Sociedade | 13-06-2026 21:00

Problemas no Hospital Vila Franca de Xira levam câmara a defender regresso da gestão privada

Problemas no Hospital Vila Franca de Xira levam câmara a defender regresso da gestão privada
- foto arquivo O MIRANTE

Vila Franca de Xira está cansada de ver o seu hospital a definhar e aprovou um pacote de propostas da coligação Nova Geração (PSD/IL) que pedem mais e melhor saúde no concelho, incluindo a câmara entregar vales saúde para os utentes poderem escolher ser atendidos em unidades privadas do concelho.
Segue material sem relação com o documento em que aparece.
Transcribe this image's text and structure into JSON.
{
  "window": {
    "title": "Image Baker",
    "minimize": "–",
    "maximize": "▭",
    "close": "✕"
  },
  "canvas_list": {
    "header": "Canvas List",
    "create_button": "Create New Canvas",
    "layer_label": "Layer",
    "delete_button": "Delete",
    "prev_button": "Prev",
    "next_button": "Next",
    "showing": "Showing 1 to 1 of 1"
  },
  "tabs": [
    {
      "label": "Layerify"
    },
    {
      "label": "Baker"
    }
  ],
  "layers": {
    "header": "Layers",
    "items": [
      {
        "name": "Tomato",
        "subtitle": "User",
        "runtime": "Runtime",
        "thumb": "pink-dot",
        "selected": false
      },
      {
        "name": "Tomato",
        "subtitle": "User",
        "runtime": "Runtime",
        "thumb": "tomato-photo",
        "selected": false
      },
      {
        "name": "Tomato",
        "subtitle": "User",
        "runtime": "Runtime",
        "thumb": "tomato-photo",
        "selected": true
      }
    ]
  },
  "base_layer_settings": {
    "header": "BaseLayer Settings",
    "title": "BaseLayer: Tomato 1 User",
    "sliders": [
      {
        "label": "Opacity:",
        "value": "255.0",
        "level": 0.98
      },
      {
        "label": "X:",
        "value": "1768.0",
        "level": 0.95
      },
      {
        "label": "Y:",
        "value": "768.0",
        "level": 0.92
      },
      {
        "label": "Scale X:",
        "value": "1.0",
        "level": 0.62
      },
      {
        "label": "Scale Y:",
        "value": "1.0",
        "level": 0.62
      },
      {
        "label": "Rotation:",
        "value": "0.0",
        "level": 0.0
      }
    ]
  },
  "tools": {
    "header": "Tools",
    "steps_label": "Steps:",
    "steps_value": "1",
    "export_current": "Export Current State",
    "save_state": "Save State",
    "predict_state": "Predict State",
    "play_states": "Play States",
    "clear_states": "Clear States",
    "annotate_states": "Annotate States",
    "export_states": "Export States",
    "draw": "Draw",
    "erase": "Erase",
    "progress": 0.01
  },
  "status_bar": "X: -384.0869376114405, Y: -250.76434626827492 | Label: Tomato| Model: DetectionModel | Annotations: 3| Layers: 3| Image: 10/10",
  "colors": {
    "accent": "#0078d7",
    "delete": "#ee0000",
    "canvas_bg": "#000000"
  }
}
O Hospital Vila Franca de Xira está longe de dar a resposta que a comunidade merece e precisa e por isso o município aprovou um pacote de propostas para reformular a resposta dos serviços de saúde no concelho. Apresentadas pela coligação Nova Geração (PSD/IL), no topo das propostas agora aprovadas está uma recomendação ao Governo para iniciar o procedimento de reinstalação de um modelo de parceria público-privada (PPP) no Hospital Vila Franca de Xira.
“O concelho revela fragilidades acumuladas, listas de espera grandes, muita gente sem médico de família e uma insuficiência de respostas adaptadas ao nosso território. O encerramento das urgências de ginecologia em VFX é um falhanço grave”, criticou David Pato Ferreira, da Nova Geração. Segundo o autarca, a queda contínua dos indicadores de desempenho do hospital e qualidade do atendimento dos utentes reflecte “erros de oito anos” de má gestão socialista.
Também o presidente da câmara, Fernando Paulo Ferreira (PS), considerou muito preocupante a falta de médicos de família no concelho, estimando que faltem actualmente meia centena destes profissionais para dar a resposta que a comunidade merece. “A confusão do dia a dia do hospital afasta muitos dos profissionais hoje em dia, que preferem trabalhar num ecossistema mais organizado. Isto pode levar a encerramentos de outros serviços que não apenas o das urgências obstétricas”, criticou.
O autarca continua a avisar que o plano final do Governo com o encerramento das urgências de obstetrícia é, no futuro, acabar por encerrar a maternidade. “Se olharmos para a saúde como folhas de Excel um dos pensadores desta solução vai ver que tem poucos partos no hospital e vai encerrar a maternidade”, avisa Fernando Paulo Ferreira.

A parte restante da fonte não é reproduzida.